Addio Chabrol. Grande maestro della Nouvelle Vague con Truffaut e Godard, se ne è andato a 80 anni. “Un immenso cineasta francese, libero, impertinente, politico e prolisso”, ha commentato Christophe Girard, responsabile per la cultura al Comune di Parigi.

Figlio di un farmacista e musicologo, eroe della resistenza, nasce a Parigi (24 giugno 1930) e cresce nella Creuse, nel piccolo villaggio di Sardent, da cui proviene la madre. A 12 anni, quando era già un appassionato cinefilo, lì fonderà il primo cineclub del paese e sceglierà di ambientarvi il suo film d’esordio. Laureatosi in Lettere a Parigi, inizia a collaborare con le riviste specializzate in cinema Arts e Cahiers du cinéma di cui è un membro moderato, lontano delle polemiche. Nel 1957, insieme ad Eric Rohmer, pubblica il primo libro francese su Hitchcock, regista che insieme a Renoir e Lang rimarrà sempre tra i suoi preferiti (del resto è appassionato di romanzi polizieschi). Quello stesso anno, decide di improvvisarsi produttore per Le coup du berger sceneggiato insieme al regista Jacques Rivette e ispirato all’italiano Accadde al commissariato di Giorgio Simonelli. Produce anche il primo lungometraggio di Godard e il suo primo film da regista che, nel 1958, inaugura di fatto la Nouvelle Vague, Le beau Serge, Pardo d’argento al festival di Locarno per la miglior regia. La sua indipendenza critica e la sua autoironia lo mantengono al di sopra delle mode e la sua è una voce che rimane sempre fuori dal coro. Da allora ha diretto oltre cinquanta film fra i quali si ricordano I cugini (1959, Orso d’oro al festival di Berlino), Donne facili (Les Bonnes femmes, 1960, il suo preferito), Un affare di donne (Une affaire de femmes, 1988), Madame Bovary (1991), Il buio nella mente (La Cérémonie, 1995).

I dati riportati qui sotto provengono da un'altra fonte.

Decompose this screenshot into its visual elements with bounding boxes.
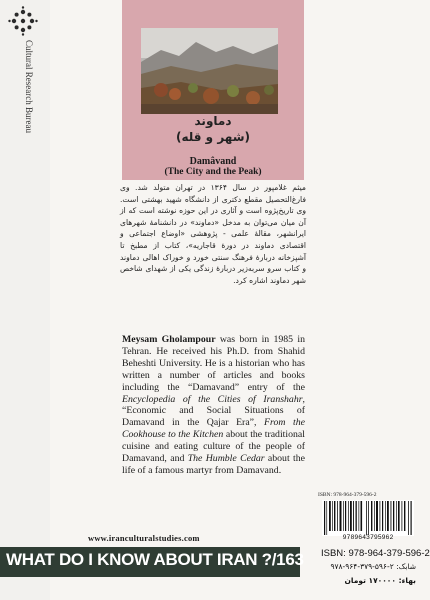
- website-url: www.iranculturalstudies.com: [88, 533, 200, 543]
- isbn-label: ISBN: 978-964-379-596-2: [321, 548, 430, 559]
- series-title: WHAT DO I KNOW ABOUT IRAN ?/163: [6, 550, 304, 569]
- english-title: Damâvand: [189, 156, 237, 167]
- english-author-bio: Meysam Gholampour was born in 1985 in Tehran. He received his Ph.D. from Shahid Beheshti University. He is a historian who has written a number of articles and books including the “Damavand” entry of the Encyclopedia of the Cities of Iranshahr, “Economic and Social Situations of Damavand in the Qajar Era”, From the Cookhouse to the Kitchen about the traditional cuisine and eating culture of the people of Damavand, and The Humble Cedar about the life of a famous martyr from Damavand.: [122, 334, 305, 476]
- isbn-small-label: ISBN: 978-964-379-596-2: [318, 492, 377, 498]
- persian-isbn: شابک: ۲-۵۹۶-۳۷۹-۹۶۴-۹۷۸: [330, 562, 416, 571]
- persian-title: دماوند: [194, 114, 232, 128]
- cover-photo: [141, 28, 278, 114]
- barcode-digits: 9789643795962: [342, 534, 394, 541]
- author-name: Meysam Gholampour: [122, 334, 216, 345]
- english-subtitle: (The City and the Peak): [164, 167, 262, 177]
- publisher-logo-icon: [8, 6, 38, 36]
- persian-author-bio: میثم غلامپور در سال ۱۳۶۴ در تهران متولد شد. وی فارغ‌التحصیل مقطع دکتری از دانشگاه شهید بهشتی است. وی تاریخ‌پژوه است و آثاری در این حوزه نوشته است که از آن میان می‌توان به مدخل «دماوند» در دانشنامهٔ شهرهای ایرانشهر، مقالهٔ علمی - پژوهشی «اوضاع اجتماعی و اقتصادی دماوند در دورهٔ قاجاریه»، کتاب از مطبخ تا آشپزخانه دربارهٔ فرهنگ سنتی خورد و خوراک اهالی دماوند و کتاب سرو سربه‌زیر دربارهٔ زندگی یکی از شهدای شاخص شهر دماوند اشاره کرد.: [120, 183, 306, 285]
- barcode: [322, 500, 414, 536]
- persian-subtitle: (شهر و قله): [175, 130, 250, 144]
- publisher-name: Cultural Research Bureau: [24, 40, 34, 133]
- price-label: بهاء: ۱۷۰۰۰۰ تومان: [344, 576, 416, 585]
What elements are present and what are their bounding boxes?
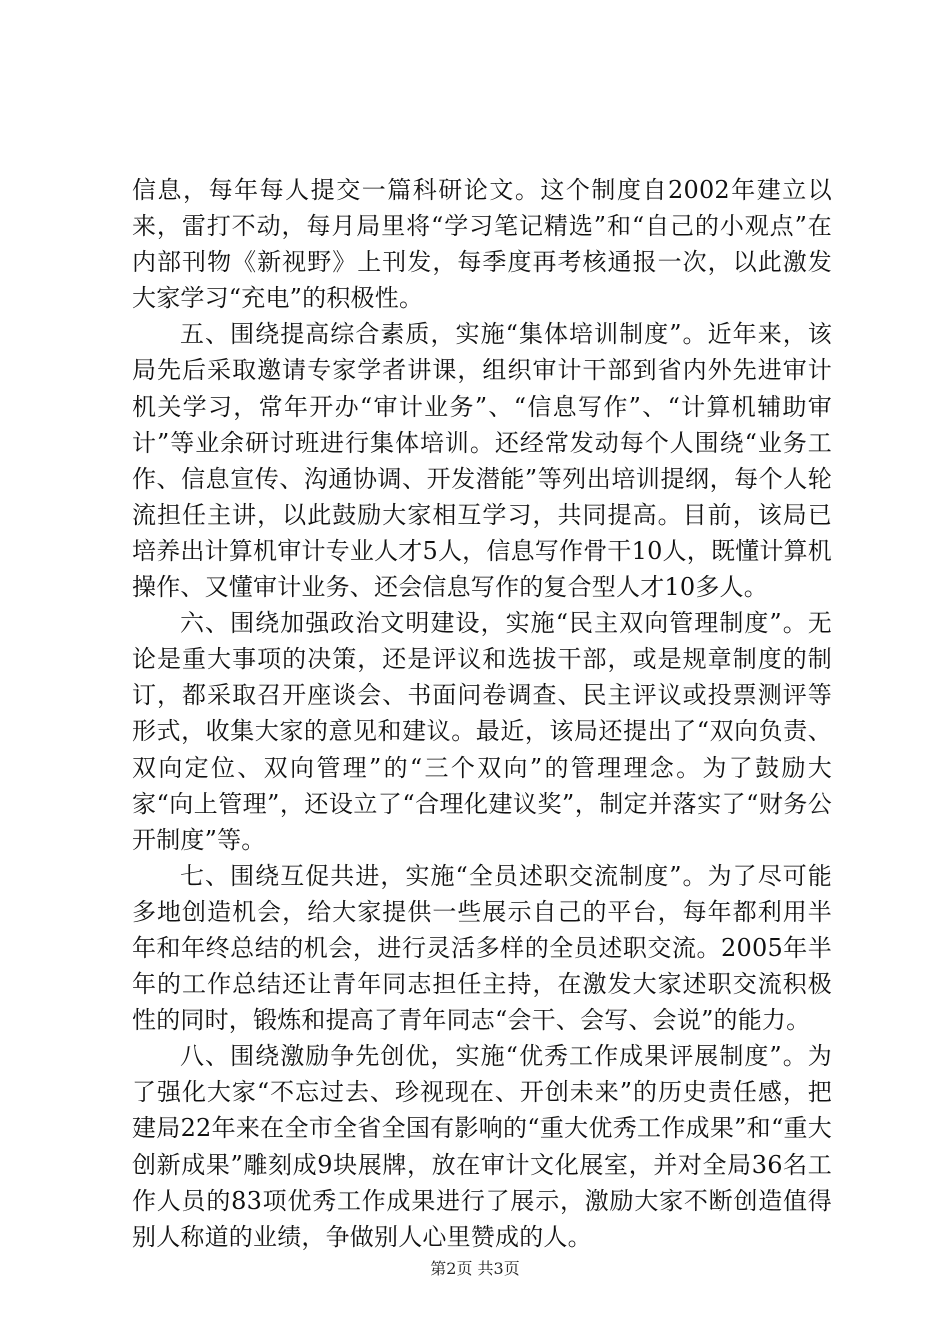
- page-number: 第2页 共3页: [430, 1259, 520, 1278]
- paragraph-section-seven: 七、围绕互促共进，实施“全员述职交流制度”。为了尽可能多地创造机会，给大家提供一些展示自己的平台，每年都利用半年和年终总结的机会，进行灵活多样的全员述职交流。2005年半年的工作总结还让青年同志担任主持，在激发大家述职交流积极性的同时，锻炼和提高了青年同志“会干、会写、会说”的能力。: [132, 861, 832, 1035]
- document-body: [132, 172, 832, 1255]
- page-footer: [0, 1256, 950, 1279]
- paragraph-continuation: 信息，每年每人提交一篇科研论文。这个制度自2002年建立以来，雷打不动，每月局里将“学习笔记精选”和“自己的小观点”在内部刊物《新视野》上刊发，每季度再考核通报一次，以此激发大家学习“充电”的积极性。: [132, 176, 832, 313]
- paragraph-section-eight: 八、围绕激励争先创优，实施“优秀工作成果评展制度”。为了强化大家“不忘过去、珍视现在、开创未来”的历史责任感，把建局22年来在全市全省全国有影响的“重大优秀工作成果”和“重大创新成果”雕刻成9块展牌，放在审计文化展室，并对全局36名工作人员的83项优秀工作成果进行了展示，激励大家不断创造值得别人称道的业绩，争做别人心里赞成的人。: [132, 1042, 832, 1251]
- paragraph-section-six: 六、围绕加强政治文明建设，实施“民主双向管理制度”。无论是重大事项的决策，还是评议和选拔干部，或是规章制度的制订，都采取召开座谈会、书面问卷调查、民主评议或投票测评等形式，收集大家的意见和建议。最近，该局还提出了“双向负责、双向定位、双向管理”的“三个双向”的管理理念。为了鼓励大家“向上管理”，还设立了“合理化建议奖”，制定并落实了“财务公开制度”等。: [132, 609, 832, 854]
- paragraph-section-five: 五、围绕提高综合素质，实施“集体培训制度”。近年来，该局先后采取邀请专家学者讲课，组织审计干部到省内外先进审计机关学习，常年开办“审计业务”、“信息写作”、“计算机辅助审计”等业余研讨班进行集体培训。还经常发动每个人围绕“业务工作、信息宣传、沟通协调、开发潜能”等列出培训提纲，每个人轮流担任主讲，以此鼓励大家相互学习，共同提高。目前，该局已培养出计算机审计专业人才5人，信息写作骨干10人，既懂计算机操作、又懂审计业务、还会信息写作的复合型人才10多人。: [132, 320, 832, 602]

A partire dal 1978 con Violette Nozière, Chabrol ha formato un sodalizio artistico con Isabelle Huppert che nei decenni ha dato vita a una serie di volti angelici nel compiere efferatezze, spesso fornite dalla cronaca, ma sempre reinventate dal regista in maniera credibile e coinvolgente. Il suo ultimo film, Bellamy, con Gerard Depardieu, era stato presentato al Festival di Berlino nel 2009.
“Chabrol – ha ricordato il direttore della Mostra di Venezia Marco Muller – era un cineasta geniale e insolente e la sua insolenza era quella di tirare sempre fuori una verità del cinema che ha difeso fino all’ultimo con i suoi film e guardando e analizzando i film degli altri”.

Tra gli ultimi suoi titoli, ci manca soprattutto La commedia del potere, che nel 2006 lo fece rincontrare per l’ennesima volta con la Huppert, nei panni del pubblico ministero Jeanne Charmant Killmann, incaricata delle indagini su un complesso caso di concussione e appropriazione indebita. Verrà coinvolto un importante gruppo industriale e l’establishment politico-economico francese, ma Jeanne si ritroverà sola contro tutti, anche contro se stessa, e dovrà confrontarsi con l’ebbrezza del potere (L’ivresse du puvoir, il titolo originale) e il conseguente delirio – meccanico, compassato – di onnipotenza. Claude Chabrol ritornava a fare Claude Chabrol, inquadrando il consueto milieu alto-borghese e stigmatizzando le leggi che ne governano dinamiche e gerarchie più o meno recondite. Sguardo lucido e camera crudele, risolveva il tutto in un pessimismo trito: così va il mondo. Purtroppo.